Ce prix correspond à ce qu'il en coûte à Hydro-Québec pour construire de nouveaux projets hydroélectriques comme celui de La Romaine, lancé officiellement la semaine dernière.

Selon Hydro, l'électricité de La Romaine coûtera 9,2 cents le kilowattheure, soit 7,3 cents pour l'électricité et 1,9 cent pour le raccordement des nouvelles centrales au réseau. En ajoutant le coût du transport pour acheminer cette énergie jusqu'aux marchés de l'Ontario et de la Nouvelle-Angleterre, on atteint près de 12 cents le kilowattheure.

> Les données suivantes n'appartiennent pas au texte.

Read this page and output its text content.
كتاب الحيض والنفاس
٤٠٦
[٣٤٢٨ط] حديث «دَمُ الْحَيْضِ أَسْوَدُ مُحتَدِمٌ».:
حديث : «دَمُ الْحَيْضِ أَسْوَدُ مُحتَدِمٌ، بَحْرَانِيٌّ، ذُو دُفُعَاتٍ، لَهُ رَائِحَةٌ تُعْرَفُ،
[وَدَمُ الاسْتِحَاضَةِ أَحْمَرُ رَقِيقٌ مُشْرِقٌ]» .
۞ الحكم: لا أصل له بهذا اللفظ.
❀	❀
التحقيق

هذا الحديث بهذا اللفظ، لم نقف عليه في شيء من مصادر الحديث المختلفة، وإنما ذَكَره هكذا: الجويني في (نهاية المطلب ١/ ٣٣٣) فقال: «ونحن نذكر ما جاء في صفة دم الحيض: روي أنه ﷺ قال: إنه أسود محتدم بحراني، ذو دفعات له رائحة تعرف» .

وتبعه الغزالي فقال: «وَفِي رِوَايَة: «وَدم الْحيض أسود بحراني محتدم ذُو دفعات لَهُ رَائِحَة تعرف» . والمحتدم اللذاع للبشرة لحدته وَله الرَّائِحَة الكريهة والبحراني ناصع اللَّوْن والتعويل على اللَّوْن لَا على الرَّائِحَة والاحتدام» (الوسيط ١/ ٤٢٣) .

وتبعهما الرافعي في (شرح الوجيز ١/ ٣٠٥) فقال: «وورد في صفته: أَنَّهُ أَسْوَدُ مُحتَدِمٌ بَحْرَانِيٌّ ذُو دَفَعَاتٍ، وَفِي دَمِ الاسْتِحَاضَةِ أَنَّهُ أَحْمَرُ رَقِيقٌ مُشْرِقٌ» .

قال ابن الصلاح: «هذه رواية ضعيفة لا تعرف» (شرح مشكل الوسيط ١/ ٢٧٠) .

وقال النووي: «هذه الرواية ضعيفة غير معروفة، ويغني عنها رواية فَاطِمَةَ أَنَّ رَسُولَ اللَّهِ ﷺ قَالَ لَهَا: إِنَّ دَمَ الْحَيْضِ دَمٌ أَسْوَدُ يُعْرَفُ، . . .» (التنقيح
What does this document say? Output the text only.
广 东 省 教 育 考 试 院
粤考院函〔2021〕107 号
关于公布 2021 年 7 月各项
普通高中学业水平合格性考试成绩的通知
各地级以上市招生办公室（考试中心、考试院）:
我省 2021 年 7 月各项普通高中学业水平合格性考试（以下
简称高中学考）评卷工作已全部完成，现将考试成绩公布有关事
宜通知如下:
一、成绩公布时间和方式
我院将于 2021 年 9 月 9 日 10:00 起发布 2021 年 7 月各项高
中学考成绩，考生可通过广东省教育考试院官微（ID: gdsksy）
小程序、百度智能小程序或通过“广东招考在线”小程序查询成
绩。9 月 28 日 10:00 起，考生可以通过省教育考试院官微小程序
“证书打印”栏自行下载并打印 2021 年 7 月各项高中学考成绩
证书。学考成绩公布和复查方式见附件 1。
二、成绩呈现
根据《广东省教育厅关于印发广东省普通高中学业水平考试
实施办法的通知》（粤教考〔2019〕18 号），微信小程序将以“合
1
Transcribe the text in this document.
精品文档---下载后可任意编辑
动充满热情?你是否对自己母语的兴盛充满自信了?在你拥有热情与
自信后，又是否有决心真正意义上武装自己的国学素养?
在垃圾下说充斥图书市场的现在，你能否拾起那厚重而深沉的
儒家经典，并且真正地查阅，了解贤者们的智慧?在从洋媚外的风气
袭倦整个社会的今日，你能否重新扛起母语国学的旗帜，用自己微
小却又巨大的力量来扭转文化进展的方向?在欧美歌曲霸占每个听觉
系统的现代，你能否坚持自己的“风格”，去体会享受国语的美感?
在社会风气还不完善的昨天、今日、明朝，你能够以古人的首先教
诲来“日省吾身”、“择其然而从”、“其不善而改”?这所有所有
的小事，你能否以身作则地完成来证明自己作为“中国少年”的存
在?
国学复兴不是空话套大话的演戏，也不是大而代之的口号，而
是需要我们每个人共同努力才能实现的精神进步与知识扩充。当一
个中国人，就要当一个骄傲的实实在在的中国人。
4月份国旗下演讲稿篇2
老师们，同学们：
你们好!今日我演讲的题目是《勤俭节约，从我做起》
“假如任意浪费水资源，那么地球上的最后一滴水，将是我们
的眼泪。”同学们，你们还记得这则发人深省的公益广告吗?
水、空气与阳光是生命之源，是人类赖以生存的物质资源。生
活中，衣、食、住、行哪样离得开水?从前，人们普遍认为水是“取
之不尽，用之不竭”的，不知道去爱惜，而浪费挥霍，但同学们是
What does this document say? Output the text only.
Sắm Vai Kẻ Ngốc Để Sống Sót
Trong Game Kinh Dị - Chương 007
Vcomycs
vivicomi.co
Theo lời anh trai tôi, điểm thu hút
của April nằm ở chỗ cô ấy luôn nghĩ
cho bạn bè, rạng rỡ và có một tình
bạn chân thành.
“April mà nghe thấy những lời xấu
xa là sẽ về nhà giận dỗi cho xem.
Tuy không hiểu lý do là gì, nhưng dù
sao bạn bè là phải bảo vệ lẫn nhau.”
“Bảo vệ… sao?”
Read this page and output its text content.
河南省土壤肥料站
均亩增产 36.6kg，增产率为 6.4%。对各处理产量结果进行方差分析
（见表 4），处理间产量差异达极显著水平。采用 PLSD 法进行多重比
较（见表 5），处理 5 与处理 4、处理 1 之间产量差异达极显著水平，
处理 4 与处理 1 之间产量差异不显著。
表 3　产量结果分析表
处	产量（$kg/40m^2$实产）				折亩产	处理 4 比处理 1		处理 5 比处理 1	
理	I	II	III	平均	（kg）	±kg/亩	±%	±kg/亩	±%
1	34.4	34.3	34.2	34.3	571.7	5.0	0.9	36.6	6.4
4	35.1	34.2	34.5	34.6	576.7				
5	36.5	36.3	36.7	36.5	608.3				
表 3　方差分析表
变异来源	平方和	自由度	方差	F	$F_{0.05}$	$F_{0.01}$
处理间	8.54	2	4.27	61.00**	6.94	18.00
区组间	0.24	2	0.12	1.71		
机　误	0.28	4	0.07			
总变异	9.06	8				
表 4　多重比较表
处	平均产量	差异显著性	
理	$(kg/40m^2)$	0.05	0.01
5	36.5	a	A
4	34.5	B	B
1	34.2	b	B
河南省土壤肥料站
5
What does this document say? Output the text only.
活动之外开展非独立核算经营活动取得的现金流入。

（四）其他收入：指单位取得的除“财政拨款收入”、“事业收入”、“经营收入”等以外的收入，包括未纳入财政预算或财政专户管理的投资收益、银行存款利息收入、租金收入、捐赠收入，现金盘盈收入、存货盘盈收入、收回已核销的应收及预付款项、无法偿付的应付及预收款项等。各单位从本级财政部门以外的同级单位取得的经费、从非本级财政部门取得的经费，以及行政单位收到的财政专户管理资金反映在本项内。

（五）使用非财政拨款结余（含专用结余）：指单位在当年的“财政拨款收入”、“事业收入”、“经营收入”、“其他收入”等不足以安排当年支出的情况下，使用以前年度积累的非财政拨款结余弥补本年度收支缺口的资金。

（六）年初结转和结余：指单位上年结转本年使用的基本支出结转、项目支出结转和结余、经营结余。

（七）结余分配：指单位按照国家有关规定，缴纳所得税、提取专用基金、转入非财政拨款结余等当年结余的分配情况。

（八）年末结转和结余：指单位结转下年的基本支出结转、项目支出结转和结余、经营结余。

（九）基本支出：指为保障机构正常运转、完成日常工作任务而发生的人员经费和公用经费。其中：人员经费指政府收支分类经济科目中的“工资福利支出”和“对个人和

C'est ce que les économistes appellent le coût marginal de l'électricité. Si Hydro vend moins cher, elle perd de l'argent et elle pourrait être accusée de faire du dumping par d'autres producteurs d'énergie.

Des contrats rentables

À 12 cents le kilowattheure, Hydro-Québec pourrait conclure des contrats rentables pour une durée de 20 ou 25 ans, estime Jean-Thomas Bernard, professeur à l'Université Laval et spécialiste en énergie. «La marge de profit serait toutefois très mince, précise-t-il, et pourrait disparaître complètement s'il y a dépassement de coûts du projet La Romaine.»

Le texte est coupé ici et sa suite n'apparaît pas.